Jia Tolentino in The New Yorker:
Refugee stories often focus on transit, for obvious reasons. Children travel thousands of miles unaccompanied, hiding in train stations and surviving on wild fruit; men are beaten, jailed, and swindled just for the chance to make it on a boat that, if it doesn’t capsize and kill them, will allow them to try their luck in other dangerous seas. But in his new novel, “Exit West,” Mohsin Hamid, the author of “The Reluctant Fundamentalist” and “How to Get Filthy Rich in Rising Asia,” tells a story about migration in which the refugee’s journey is compressed into an instant. (An excerpt from the novel ran in this magazine.) In the world of “Exit West,” migration doesn’t involve rubber rafts or bloodied feet but, rather, “doors that could take you elsewhere, often to places far away.”
When the novel opens, rumors of those doors have started circulating in a nameless, besieged country, where Saeed and Nadia, the book’s protagonists, live.

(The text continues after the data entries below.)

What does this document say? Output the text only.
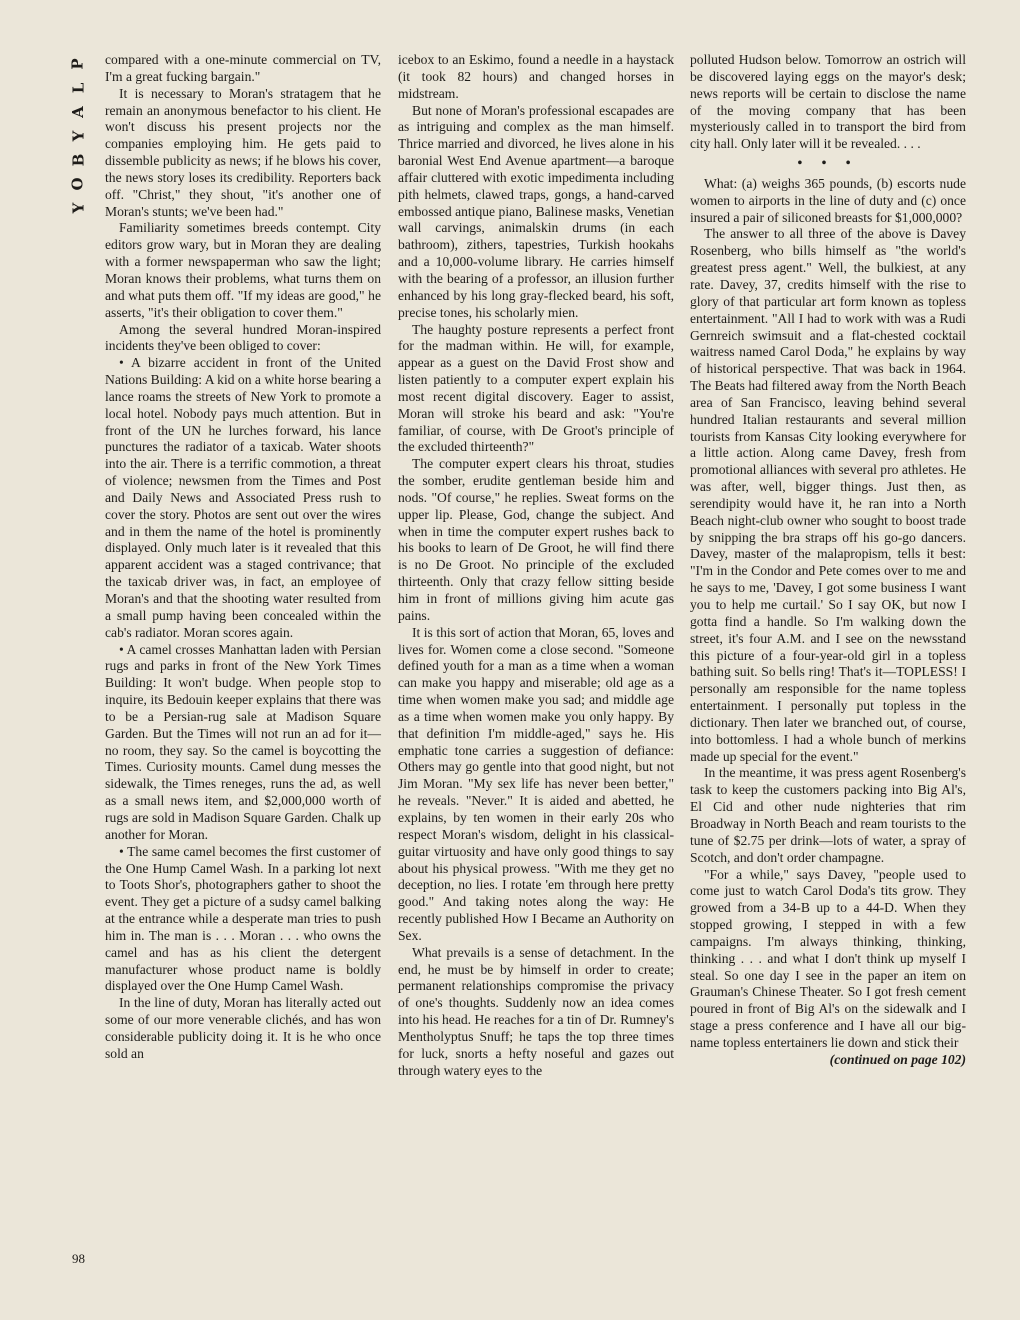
P
L
A
Y
B
O
Y
98

compared with a one-minute commercial on TV, I'm a great fucking bargain."

It is necessary to Moran's stratagem that he remain an anonymous benefactor to his client. He won't discuss his present projects nor the companies employing him. He gets paid to dissemble publicity as news; if he blows his cover, the news story loses its credibility. Reporters back off. "Christ," they shout, "it's another one of Moran's stunts; we've been had."

Familiarity sometimes breeds contempt. City editors grow wary, but in Moran they are dealing with a former newspaperman who saw the light; Moran knows their problems, what turns them on and what puts them off. "If my ideas are good," he asserts, "it's their obligation to cover them."

Among the several hundred Moran-inspired incidents they've been obliged to cover:

• A bizarre accident in front of the United Nations Building: A kid on a white horse bearing a lance roams the streets of New York to promote a local hotel. Nobody pays much attention. But in front of the UN he lurches forward, his lance punctures the radiator of a taxicab. Water shoots into the air. There is a terrific commotion, a threat of violence; newsmen from the Times and Post and Daily News and Associated Press rush to cover the story. Photos are sent out over the wires and in them the name of the hotel is prominently displayed. Only much later is it revealed that this apparent accident was a staged contrivance; that the taxicab driver was, in fact, an employee of Moran's and that the shooting water resulted from a small pump having been concealed within the cab's radiator. Moran scores again.

• A camel crosses Manhattan laden with Persian rugs and parks in front of the New York Times Building: It won't budge. When people stop to inquire, its Bedouin keeper explains that there was to be a Persian-rug sale at Madison Square Garden. But the Times will not run an ad for it—no room, they say. So the camel is boycotting the Times. Curiosity mounts. Camel dung messes the sidewalk, the Times reneges, runs the ad, as well as a small news item, and $2,000,000 worth of rugs are sold in Madison Square Garden. Chalk up another for Moran.

• The same camel becomes the first customer of the One Hump Camel Wash. In a parking lot next to Toots Shor's, photographers gather to shoot the event. They get a picture of a sudsy camel balking at the entrance while a desperate man tries to push him in. The man is . . . Moran . . . who owns the camel and has as his client the detergent manufacturer whose product name is boldly displayed over the One Hump Camel Wash.

In the line of duty, Moran has literally acted out some of our more venerable clichés, and has won considerable publicity doing it. It is he who once sold an

icebox to an Eskimo, found a needle in a haystack (it took 82 hours) and changed horses in midstream.

But none of Moran's professional escapades are as intriguing and complex as the man himself. Thrice married and divorced, he lives alone in his baronial West End Avenue apartment—a baroque affair cluttered with exotic impedimenta including pith helmets, clawed traps, gongs, a hand-carved embossed antique piano, Balinese masks, Venetian wall carvings, animalskin drums (in each bathroom), zithers, tapestries, Turkish hookahs and a 10,000-volume library. He carries himself with the bearing of a professor, an illusion further enhanced by his long gray-flecked beard, his soft, precise tones, his scholarly mien.

The haughty posture represents a perfect front for the madman within. He will, for example, appear as a guest on the David Frost show and listen patiently to a computer expert explain his most recent digital discovery. Eager to assist, Moran will stroke his beard and ask: "You're familiar, of course, with De Groot's principle of the excluded thirteenth?"

The computer expert clears his throat, studies the somber, erudite gentleman beside him and nods. "Of course," he replies. Sweat forms on the upper lip. Please, God, change the subject. And when in time the computer expert rushes back to his books to learn of De Groot, he will find there is no De Groot. No principle of the excluded thirteenth. Only that crazy fellow sitting beside him in front of millions giving him acute gas pains.

It is this sort of action that Moran, 65, loves and lives for. Women come a close second. "Someone defined youth for a man as a time when a woman can make you happy and miserable; old age as a time when women make you sad; and middle age as a time when women make you only happy. By that definition I'm middle-aged," says he. His emphatic tone carries a suggestion of defiance: Others may go gentle into that good night, but not Jim Moran. "My sex life has never been better," he reveals. "Never." It is aided and abetted, he explains, by ten women in their early 20s who respect Moran's wisdom, delight in his classical-guitar virtuosity and have only good things to say about his physical prowess. "With me they get no deception, no lies. I rotate 'em through here pretty good." And taking notes along the way: He recently published How I Became an Authority on Sex.

What prevails is a sense of detachment. In the end, he must be by himself in order to create; permanent relationships compromise the privacy of one's thoughts. Suddenly now an idea comes into his head. He reaches for a tin of Dr. Rumney's Mentholyptus Snuff; he taps the top three times for luck, snorts a hefty noseful and gazes out through watery eyes to the

polluted Hudson below. Tomorrow an ostrich will be discovered laying eggs on the mayor's desk; news reports will be certain to disclose the name of the moving company that has been mysteriously called in to transport the bird from city hall. Only later will it be revealed. . . .

• • •

What: (a) weighs 365 pounds, (b) escorts nude women to airports in the line of duty and (c) once insured a pair of siliconed breasts for $1,000,000?

The answer to all three of the above is Davey Rosenberg, who bills himself as "the world's greatest press agent." Well, the bulkiest, at any rate. Davey, 37, credits himself with the rise to glory of that particular art form known as topless entertainment. "All I had to work with was a Rudi Gernreich swimsuit and a flat-chested cocktail waitress named Carol Doda," he explains by way of historical perspective. That was back in 1964. The Beats had filtered away from the North Beach area of San Francisco, leaving behind several hundred Italian restaurants and several million tourists from Kansas City looking everywhere for a little action. Along came Davey, fresh from promotional alliances with several pro athletes. He was after, well, bigger things. Just then, as serendipity would have it, he ran into a North Beach night-club owner who sought to boost trade by snipping the bra straps off his go-go dancers. Davey, master of the malapropism, tells it best: "I'm in the Condor and Pete comes over to me and he says to me, 'Davey, I got some business I want you to help me curtail.' So I say OK, but now I gotta find a handle. So I'm walking down the street, it's four A.M. and I see on the newsstand this picture of a four-year-old girl in a topless bathing suit. So bells ring! That's it—TOPLESS! I personally am responsible for the name topless entertainment. I personally put topless in the dictionary. Then later we branched out, of course, into bottomless. I had a whole bunch of merkins made up special for the event."

In the meantime, it was press agent Rosenberg's task to keep the customers packing into Big Al's, El Cid and other nude nighteries that rim Broadway in North Beach and ream tourists to the tune of $2.75 per drink—lots of water, a spray of Scotch, and don't order champagne.

"For a while," says Davey, "people used to come just to watch Carol Doda's tits grow. They growed from a 34-B up to a 44-D. When they stopped growing, I stepped in with a few campaigns. I'm always thinking, thinking, thinking . . . and what I don't think up myself I steal. So one day I see in the paper an item on Grauman's Chinese Theater. So I got fresh cement poured in front of Big Al's on the sidewalk and I stage a press conference and I have all our big-name topless entertainers lie down and stick their

(continued on page 102)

They reside, at first, in an ordinary world. “In a city swollen by refugees but still mostly at peace, or at least not yet openly at war, a young man met a young woman in a classroom and did not speak to her,” the book begins. The novel’s sentences tend toward the long and orotund: “It might seem odd that in cities teetering at the edge of the abyss young people still go to class—in this case an evening class on corporate identity and product branding—but that is the way of things, with cities as with life, for one moment we are puttering about our errands as usual and the next we are dying, and our eternally impending ending does not put a stop to our transient beginnings and middles until the instant when it does.” That last phrase is a statement of purpose for both migration and romance. This is a love story, too.